International diplomat

Phakiso Mochochoko (born 4 September 1957) is a diplomat from Lesotho who helped create the International Criminal Court (ICC). He is Head of the Jurisdiction, Complementarity and Cooperation Division at the ICC since 2011.

==Childhood and education==
Phakiso Mochochoko, born in 1957, was a cattle herder while he attended school during his childhood in the mountains of Lesotho. He received some Save the Children funding for his school education.

Mochochoko was a good student in high school and graduated in arts in 1982 and in law in 1984 at the University of Lesotho.

==Legal career==
Mochochoko started a legal career and formally qualified as a lawyer. He was described by his legal partner as having "quiet, firm, but completely unthreatening authority". Mochochoko was interested in human rights law and participated in community projects with children and a research project on the effects of traditional law on women in southern Africa. He was active in teaching law to community groups

Mochochoko moved to South Africa in 1992, shortly before the 1994 South African general election, the first with universal adult suffrage. In 1994, he started representing Lesotho at its United Nations (UN) mission in New York.

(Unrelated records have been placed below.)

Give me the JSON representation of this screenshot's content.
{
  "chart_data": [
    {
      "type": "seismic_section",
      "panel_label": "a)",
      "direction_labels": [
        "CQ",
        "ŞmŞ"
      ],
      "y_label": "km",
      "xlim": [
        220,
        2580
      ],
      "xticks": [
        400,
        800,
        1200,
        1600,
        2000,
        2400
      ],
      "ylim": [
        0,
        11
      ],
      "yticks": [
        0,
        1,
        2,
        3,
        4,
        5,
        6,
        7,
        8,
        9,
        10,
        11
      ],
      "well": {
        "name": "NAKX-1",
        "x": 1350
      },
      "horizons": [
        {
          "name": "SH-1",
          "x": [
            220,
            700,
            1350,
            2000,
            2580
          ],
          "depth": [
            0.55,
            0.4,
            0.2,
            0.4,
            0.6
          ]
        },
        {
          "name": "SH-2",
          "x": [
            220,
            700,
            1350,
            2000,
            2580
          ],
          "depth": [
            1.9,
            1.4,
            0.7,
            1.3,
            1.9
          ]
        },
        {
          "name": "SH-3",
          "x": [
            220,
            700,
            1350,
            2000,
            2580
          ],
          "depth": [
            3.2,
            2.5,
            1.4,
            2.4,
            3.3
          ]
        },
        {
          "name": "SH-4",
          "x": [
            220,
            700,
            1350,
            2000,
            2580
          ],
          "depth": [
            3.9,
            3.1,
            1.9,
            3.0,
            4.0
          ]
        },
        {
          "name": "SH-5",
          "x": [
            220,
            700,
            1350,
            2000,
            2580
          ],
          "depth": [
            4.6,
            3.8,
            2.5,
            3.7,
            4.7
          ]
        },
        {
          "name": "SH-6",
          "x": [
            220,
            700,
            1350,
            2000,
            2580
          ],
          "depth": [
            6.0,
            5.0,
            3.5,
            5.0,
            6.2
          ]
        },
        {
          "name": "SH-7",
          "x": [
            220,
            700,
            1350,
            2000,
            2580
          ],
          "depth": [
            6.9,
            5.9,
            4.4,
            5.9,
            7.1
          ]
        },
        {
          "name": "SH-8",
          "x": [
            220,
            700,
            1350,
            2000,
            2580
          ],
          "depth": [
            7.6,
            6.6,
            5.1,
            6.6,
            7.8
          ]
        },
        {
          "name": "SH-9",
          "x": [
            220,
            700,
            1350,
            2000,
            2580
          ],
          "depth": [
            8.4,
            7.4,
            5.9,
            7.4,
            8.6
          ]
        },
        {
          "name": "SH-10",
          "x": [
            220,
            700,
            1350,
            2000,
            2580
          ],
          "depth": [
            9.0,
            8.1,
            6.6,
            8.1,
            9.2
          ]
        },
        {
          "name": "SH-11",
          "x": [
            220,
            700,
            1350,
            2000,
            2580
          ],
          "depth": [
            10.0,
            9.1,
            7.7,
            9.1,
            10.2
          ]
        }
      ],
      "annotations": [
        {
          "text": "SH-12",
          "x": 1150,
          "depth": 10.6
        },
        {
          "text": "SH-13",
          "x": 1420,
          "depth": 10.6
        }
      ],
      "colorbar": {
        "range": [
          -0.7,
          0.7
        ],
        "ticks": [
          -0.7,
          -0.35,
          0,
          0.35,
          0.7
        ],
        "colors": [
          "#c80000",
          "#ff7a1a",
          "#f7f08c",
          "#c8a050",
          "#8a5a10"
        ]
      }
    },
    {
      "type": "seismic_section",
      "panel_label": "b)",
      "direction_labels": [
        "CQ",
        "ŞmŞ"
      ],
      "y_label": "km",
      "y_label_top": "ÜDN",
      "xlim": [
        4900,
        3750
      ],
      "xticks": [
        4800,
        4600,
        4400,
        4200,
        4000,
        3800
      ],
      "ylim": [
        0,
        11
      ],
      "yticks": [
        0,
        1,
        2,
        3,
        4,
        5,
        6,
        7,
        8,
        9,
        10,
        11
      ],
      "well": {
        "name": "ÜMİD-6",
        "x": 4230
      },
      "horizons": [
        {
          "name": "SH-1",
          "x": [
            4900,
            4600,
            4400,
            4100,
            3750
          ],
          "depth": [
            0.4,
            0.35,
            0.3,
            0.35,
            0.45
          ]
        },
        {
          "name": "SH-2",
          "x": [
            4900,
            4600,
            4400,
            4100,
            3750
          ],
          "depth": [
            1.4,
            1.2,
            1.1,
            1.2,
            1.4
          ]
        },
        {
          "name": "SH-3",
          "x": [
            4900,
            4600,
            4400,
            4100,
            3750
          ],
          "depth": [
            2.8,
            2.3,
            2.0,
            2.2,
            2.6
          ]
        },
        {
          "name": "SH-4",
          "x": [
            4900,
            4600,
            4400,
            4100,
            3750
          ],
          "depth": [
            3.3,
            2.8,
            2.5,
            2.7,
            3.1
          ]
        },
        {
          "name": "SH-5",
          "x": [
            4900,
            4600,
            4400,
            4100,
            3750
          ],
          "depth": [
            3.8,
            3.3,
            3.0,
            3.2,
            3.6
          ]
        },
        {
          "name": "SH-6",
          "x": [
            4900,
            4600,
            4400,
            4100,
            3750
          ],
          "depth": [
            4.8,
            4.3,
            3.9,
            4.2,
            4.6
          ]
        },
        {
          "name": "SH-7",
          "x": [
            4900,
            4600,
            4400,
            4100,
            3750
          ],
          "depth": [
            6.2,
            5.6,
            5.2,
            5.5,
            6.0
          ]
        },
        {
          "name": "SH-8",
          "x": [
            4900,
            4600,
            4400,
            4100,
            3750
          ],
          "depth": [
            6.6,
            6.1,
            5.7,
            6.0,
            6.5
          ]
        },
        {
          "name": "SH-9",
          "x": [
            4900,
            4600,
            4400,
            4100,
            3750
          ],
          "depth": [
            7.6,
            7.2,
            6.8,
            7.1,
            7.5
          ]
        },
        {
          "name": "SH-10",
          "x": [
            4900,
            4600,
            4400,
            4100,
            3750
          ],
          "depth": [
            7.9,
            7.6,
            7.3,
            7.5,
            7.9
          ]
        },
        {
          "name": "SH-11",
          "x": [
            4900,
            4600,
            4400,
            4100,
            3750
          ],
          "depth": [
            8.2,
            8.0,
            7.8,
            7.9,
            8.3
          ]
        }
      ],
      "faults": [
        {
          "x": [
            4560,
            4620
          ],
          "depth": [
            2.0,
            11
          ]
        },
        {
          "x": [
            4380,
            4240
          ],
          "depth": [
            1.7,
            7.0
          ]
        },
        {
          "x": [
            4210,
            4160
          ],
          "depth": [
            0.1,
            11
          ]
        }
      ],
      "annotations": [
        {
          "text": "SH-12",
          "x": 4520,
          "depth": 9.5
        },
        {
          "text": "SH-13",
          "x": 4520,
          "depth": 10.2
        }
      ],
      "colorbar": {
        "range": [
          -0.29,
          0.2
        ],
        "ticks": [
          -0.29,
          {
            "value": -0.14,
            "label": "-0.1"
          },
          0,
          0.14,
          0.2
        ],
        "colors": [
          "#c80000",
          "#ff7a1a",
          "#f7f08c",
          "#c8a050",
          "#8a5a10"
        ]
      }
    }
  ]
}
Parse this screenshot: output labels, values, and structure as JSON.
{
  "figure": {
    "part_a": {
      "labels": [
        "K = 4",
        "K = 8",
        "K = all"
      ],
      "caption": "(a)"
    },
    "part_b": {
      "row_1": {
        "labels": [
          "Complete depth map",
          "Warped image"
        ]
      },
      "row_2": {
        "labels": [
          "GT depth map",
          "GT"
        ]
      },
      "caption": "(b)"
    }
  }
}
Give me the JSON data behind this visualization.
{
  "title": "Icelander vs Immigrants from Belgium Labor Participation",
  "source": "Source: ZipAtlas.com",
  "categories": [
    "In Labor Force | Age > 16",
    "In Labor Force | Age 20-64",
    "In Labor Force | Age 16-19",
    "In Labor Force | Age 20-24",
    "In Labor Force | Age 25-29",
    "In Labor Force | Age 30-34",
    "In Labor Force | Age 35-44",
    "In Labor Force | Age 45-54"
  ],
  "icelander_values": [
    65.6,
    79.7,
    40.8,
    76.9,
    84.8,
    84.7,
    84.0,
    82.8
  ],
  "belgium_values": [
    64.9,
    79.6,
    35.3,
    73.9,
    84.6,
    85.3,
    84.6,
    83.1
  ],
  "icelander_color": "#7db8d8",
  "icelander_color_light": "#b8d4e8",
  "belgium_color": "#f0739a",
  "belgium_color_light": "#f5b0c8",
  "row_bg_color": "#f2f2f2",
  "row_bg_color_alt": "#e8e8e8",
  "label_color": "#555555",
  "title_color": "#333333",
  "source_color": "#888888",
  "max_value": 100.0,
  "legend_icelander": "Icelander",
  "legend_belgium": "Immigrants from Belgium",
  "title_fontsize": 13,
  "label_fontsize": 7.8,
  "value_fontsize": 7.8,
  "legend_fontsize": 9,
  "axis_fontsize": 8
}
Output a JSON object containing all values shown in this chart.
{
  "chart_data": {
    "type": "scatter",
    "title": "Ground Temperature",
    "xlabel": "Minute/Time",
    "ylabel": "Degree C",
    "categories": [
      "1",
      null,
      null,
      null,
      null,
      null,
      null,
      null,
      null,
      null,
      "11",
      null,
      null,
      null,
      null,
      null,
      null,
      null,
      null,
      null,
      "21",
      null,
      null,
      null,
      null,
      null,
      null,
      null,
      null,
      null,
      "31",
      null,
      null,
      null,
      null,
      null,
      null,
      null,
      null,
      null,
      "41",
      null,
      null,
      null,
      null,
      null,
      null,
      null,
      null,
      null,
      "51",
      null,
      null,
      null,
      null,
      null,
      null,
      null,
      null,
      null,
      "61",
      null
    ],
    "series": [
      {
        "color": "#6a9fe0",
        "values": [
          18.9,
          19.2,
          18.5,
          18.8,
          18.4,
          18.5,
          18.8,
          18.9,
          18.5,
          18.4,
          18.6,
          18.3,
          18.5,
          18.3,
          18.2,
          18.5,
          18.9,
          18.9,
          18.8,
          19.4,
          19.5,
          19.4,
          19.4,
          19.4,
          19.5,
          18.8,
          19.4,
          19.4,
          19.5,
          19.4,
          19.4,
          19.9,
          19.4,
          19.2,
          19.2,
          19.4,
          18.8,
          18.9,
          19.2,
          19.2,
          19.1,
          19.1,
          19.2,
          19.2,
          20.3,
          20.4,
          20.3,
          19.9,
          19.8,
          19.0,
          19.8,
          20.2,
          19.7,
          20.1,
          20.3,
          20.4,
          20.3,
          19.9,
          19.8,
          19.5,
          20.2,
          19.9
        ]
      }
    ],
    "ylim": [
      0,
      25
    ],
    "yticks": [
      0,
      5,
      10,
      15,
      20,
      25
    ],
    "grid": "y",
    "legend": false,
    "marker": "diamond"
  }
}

Mochochoko has held numerous international diplomatic roles, including Chairman of the Sixth Committee (Legal) of the UN in 1999.

===International Criminal Court===
Mochochoko played an important role in helping with negotiations for the creation of the International Criminal Court (ICC). He was one of the vice-chairs in the Rome conference where the Rome Statute of the International Criminal Court was negotiated. Mochochoko was one of the first five people who arrived in The Hague to set up the practical operations of the ICC in 2002.

Mochochoko describes one of his major roles at the ICC as witness protection since evidence from witnesses plays a major role in successful prosecutions. In February 2011, he became the Head of the Jurisdiction, Complementarity and Cooperation Division.

In September 2020, Mochochoko and Fatou Bensouda, chief Prosecutor of the ICC, had sanctions imposed on them by the United States in response to the ICC investigation in Afghanistan. The sanctions were lifted by the Biden administration in April 2021.